As the council worked its way slowly through a series of small amendments to city plans for the overlay districts and the likely single marijuana dispensary business that would find a home in one of them, it began looking more likely that members would adopt the small changes but bump the larger zoning decision to next year and a new council.

“This is important enough that maybe people who come in the next term should take a bite at this too,” said Reeves, for whom this was a last council meeting as well – but after 24 years on the council, rather than vanBeuzekom’s two. He said he wouldn’t vote on the issue, since he hadn’t attended any meetings going over the proposed zoning in detail.

Councillor calls the question

But vanBeuzekom, who had followed the issue, felt it was time to act.

“It’s an important thing. Medicinal marijuana is truly something that helps people who are in deep pain, and I would very much like to be part of the council that created the opportunity for medicinal marijuana to be located here,” vanBeuzekom said. “As most of my colleagues may know, the residents of Cambridge voted overwhelmingly to accept medicinal marijuana.”

Nearly three-quarters of Cambridge voters backed a ballot proposal for medical marijuana – 10 percentage points over the 63 percent statewide average at the November 2012 elections. The law allowing dispensaries became law as of Jan. 1, but a lack of state Department of Public Health rules delayed implementation, and Cambridge officials put in place an additional months-long moratorium to allow the city to adapt state rules and zoning for their own use.
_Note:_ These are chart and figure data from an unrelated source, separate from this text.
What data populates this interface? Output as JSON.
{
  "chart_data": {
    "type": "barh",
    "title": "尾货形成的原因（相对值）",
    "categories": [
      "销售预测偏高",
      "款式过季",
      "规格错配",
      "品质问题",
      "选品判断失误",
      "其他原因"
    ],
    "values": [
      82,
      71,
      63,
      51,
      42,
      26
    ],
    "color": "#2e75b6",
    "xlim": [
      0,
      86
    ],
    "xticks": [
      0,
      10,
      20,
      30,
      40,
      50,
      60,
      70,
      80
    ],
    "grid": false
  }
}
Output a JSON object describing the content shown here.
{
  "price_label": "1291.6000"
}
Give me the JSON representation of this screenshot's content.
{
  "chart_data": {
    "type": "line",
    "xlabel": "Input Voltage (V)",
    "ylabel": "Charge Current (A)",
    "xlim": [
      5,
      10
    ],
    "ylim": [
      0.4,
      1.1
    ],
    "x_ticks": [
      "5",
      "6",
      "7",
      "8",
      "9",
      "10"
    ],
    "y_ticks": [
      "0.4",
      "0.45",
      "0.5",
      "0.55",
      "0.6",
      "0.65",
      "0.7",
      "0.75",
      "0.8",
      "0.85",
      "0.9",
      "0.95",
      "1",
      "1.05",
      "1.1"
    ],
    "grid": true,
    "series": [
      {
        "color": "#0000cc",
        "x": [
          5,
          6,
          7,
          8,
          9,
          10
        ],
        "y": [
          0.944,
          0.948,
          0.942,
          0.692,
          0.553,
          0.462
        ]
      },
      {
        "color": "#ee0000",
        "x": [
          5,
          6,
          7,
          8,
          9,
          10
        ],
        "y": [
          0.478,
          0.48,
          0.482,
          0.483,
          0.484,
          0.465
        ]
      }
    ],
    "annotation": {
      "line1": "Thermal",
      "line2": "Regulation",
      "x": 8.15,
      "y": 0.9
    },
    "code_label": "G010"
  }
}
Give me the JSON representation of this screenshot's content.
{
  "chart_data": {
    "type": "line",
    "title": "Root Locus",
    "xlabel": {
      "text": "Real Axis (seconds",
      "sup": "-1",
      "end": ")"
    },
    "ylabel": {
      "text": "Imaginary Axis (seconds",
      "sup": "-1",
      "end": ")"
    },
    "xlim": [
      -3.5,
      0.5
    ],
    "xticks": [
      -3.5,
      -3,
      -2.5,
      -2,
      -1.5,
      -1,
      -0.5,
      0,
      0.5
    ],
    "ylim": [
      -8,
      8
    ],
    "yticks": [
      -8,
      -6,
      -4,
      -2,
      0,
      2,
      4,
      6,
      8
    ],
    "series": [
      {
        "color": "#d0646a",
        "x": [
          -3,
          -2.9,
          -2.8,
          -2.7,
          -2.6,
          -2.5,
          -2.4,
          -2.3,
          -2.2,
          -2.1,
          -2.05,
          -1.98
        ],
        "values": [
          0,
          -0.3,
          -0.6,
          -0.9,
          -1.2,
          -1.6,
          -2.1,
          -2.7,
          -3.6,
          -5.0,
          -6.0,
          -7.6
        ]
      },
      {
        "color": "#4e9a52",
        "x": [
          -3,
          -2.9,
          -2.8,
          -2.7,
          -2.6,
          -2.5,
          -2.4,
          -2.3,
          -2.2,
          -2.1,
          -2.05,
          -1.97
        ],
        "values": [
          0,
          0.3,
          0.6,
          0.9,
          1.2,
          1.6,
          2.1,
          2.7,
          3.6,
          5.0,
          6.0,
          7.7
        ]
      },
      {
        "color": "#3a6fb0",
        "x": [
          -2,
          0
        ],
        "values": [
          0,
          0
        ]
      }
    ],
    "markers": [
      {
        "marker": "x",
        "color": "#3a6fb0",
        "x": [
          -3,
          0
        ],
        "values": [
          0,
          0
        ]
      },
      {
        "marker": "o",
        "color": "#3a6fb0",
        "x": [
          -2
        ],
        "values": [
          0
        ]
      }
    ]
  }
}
Far from displaying a sense of urgency or acknowledging the large numbers of Cambridge voters expressing their will, councillors didn’t even comment when then-City Manager Robert W. Healy referred repeatedly to not allowing a dispensary at all.

In the year since, vanBeuzekom noted, the city’s approach to medical marijuana dispensaries and their new zoning has been examined repeatedly at meetings of the council, its Ordinance Committee and the Planning Board.

“I think this is an example of us going forward at a fairly reasonable pace in order to bring something important to the residents of Cambridge,” vanBeuzekom said. “We’ve had a lot of discussion about whether these are appropriate, and I think we should go forward.”

Amendment of business uncertainty

The amendments upon amendments heard Monday were complicated enough that even the councillors had trouble following which had been approved and which still had to be dealt with. At one point the meeting took a brief recess so the mayor, city clerk and City Solicitor Nancy Glowa could huddle and figure out what was happening.

The amendments passed with six of the nine councillors voting in favor – Craig Kelley and Mayor Henrietta Davis were opposed, and Reeves abstained from voting –  before the final zoning passed with eight in favor.

While voters awaiting a medical marijuana dispensary were spared another moratorium or at least a wait until after the holidays, when a new council is seated, the council did approve an amendment strangely hostile to an incoming pot business, which among other restrictions has to be sited far from any place where children might gather: eliminating grandfathering in case a child-focused business decides to move in.

Instead, when the Planning Board looks at renewing a dispensary’s special permit as it expires after a year, two years or three, a business could be forced to move just because a child-focused business moved in after it did. The state’s licenses last only a year.

The city has no actual definition for the kind of business that might force a marijuana dispensary to move, said Jeff Roberts, a staff project planner with the Community Development Department.

The state has “erred toward taking a conservative view,” Roberts said.